We develop statistical methods to study the eukaryotic transcription regulation system, using Saccharomyces cerevisiae as the model organism. We study the system at two levels: the biological process level and the gene level.
To shed light on how various parts of the interlocked biological processes are coordinated at the transcription level, there is a need to study the between-unit expressional relationship directly. We approach this issue by constructing an index of communication function to convey the global pattern of coexpression between genes from one process and genes from the entire genome. Processes with similar signatures are then identified and projected to a process-to-process association graph. This top-down method allows for detailed gene-level analysis between linked processes to follow up. Using the cell-cycle gene expression profiles for Saccharomyces cerevisiae, we report well-organized networks of biological processes that would be difficult to find otherwise. Using another dataset, we report a sharply different network structure featuring cellular responses under environmental stress.

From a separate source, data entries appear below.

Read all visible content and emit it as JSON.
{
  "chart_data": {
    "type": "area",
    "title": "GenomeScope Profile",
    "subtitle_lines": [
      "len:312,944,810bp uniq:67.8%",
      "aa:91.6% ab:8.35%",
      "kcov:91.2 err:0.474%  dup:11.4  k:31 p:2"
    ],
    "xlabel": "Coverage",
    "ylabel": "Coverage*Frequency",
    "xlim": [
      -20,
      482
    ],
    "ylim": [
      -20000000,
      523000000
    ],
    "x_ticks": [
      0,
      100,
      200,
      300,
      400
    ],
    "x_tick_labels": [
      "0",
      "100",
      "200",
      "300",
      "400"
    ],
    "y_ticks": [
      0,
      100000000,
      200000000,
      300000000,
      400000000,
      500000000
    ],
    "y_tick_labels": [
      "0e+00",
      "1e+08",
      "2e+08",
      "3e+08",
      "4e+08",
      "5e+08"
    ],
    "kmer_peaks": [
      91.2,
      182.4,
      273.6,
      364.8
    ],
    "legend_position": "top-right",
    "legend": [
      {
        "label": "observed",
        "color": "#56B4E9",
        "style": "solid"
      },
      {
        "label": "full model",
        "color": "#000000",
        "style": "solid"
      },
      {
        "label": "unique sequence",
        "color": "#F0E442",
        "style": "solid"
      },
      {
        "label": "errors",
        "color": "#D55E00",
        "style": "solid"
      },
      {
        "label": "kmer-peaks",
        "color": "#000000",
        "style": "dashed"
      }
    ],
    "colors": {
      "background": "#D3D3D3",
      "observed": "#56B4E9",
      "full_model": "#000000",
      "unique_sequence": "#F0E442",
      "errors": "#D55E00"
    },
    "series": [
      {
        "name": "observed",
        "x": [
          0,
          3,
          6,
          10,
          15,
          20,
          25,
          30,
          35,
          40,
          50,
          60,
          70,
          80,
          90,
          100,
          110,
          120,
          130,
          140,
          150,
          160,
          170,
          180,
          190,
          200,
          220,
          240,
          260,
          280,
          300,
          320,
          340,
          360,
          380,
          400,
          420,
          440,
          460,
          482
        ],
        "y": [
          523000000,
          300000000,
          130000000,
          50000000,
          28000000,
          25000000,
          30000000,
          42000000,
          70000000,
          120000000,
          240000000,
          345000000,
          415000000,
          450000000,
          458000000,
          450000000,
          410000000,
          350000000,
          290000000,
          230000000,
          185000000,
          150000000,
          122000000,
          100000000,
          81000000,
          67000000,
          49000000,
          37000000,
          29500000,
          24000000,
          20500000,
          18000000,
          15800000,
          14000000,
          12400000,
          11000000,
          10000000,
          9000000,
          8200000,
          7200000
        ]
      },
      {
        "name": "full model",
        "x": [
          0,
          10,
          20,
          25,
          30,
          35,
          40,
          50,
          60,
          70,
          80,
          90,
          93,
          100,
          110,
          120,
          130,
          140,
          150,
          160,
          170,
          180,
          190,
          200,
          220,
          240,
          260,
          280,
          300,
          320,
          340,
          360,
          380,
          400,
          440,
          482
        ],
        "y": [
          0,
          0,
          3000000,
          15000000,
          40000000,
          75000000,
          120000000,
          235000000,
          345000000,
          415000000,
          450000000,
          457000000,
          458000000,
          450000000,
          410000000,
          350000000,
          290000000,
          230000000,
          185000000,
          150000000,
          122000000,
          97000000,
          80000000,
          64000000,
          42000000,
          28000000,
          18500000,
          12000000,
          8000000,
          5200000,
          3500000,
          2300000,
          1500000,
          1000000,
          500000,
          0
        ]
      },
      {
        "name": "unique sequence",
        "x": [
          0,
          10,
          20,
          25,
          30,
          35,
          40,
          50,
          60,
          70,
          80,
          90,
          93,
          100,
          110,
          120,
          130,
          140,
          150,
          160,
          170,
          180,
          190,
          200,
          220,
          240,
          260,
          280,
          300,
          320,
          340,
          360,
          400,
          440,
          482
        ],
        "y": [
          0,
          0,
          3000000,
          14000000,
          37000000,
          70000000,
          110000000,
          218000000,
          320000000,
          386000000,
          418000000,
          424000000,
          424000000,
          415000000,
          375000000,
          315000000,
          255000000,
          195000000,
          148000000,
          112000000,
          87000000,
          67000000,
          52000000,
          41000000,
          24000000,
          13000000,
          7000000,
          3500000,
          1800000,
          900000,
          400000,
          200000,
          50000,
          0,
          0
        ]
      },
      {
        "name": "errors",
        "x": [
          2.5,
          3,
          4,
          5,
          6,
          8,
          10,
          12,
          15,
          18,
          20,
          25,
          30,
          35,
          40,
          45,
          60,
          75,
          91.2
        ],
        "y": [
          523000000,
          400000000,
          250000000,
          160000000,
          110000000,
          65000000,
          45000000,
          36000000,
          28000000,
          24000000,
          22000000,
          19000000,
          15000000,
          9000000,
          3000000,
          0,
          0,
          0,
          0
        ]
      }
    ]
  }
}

On the gene level, transcription of a gene is controlled individually by transcription factors (TF's). TF-gene relationships constitute a complex network. Microarray gene expression and cross-linking chromatin immunoprecipitation (ChIP) data contain voluminous information that can help the identification of transcription regulatory networks at the full genome scale. Such high throughput data are noisy however. In contrast, scattered biomedical literatures contain evidenced transcription factor (TF) – target gene binding relationships that have been elucidated with great details at the molecular level. How to build a network model that incorporates this valuable source of information is a challenging question. Here we present a modified factor analysis approach to address this issue. The algorithm starts with a high-confidence set of evidenced TF-gene linkages. It iterates between the network configuration estimation step and the connection strength estimation step, using high throughput data. We apply our method to obtain two comprehensive regulatory networks for Saccharomyces cerevisiae, one under the normal growth condition and the other under the environmental stress condition.